Frequently Asked Questions

  • What makes GLM 4.6 different from GLM-4.5?

    GLM 4.6 is specifically optimized for coding tasks with an expanded context window of 204.8K tokens and targeted improvements in programming benchmark and real-world coding performance. GLM-4.5 is the general-purpose model.

  • What is the context window for GLM 4.6?

    204.8K tokens, designed to handle large codebases, long specification documents, and multi-file analysis in a single request.

  • Can GLM 4.6 handle multi-file code analysis?

    Yes. The expanded context window lets you include multiple files in a single request, enabling the model to understand cross-file dependencies, imports, and architectural patterns.

  • How do I authenticate with GLM 4.6 through AI Gateway?

    AI Gateway provides a unified API key. Configure it in your environment and specify the model identifier. No separate Z.ai account is required, though BYOK is supported.

  • How does GLM 4.6 compare to GLM-4.7 for coding?

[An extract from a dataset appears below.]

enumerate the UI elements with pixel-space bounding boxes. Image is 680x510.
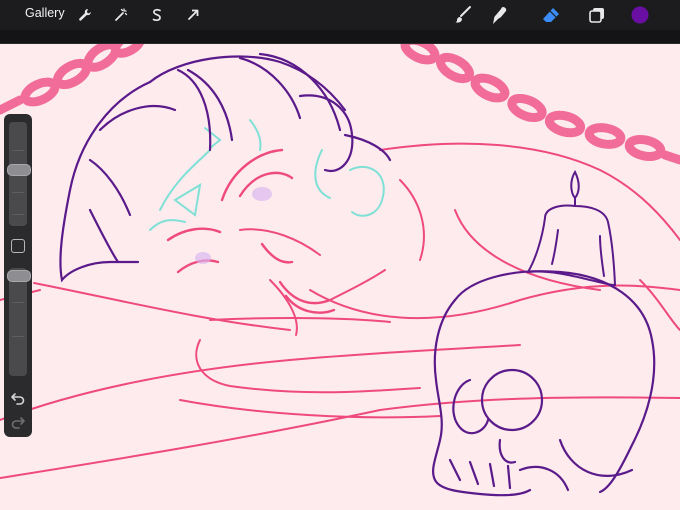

    GLM 4.6 introduced the coding-focused improvements in the GLM lineup. GLM-4.7 adds further gains in tool usage, multi-step reasoning, and frontend development, per Z.ai's release notes.

  • Is GLM 4.6 suitable for non-coding tasks?

    GLM 4.6 retains general language capability but is optimized for code. For conversational, reasoning, or general-purpose tasks, GLM-4.5 or GLM-5 may be more appropriate.

  • What is the pricing for GLM 4.6?

    Pricing appears on this page and updates as providers adjust their rates. AI Gateway routes traffic through the configured provider.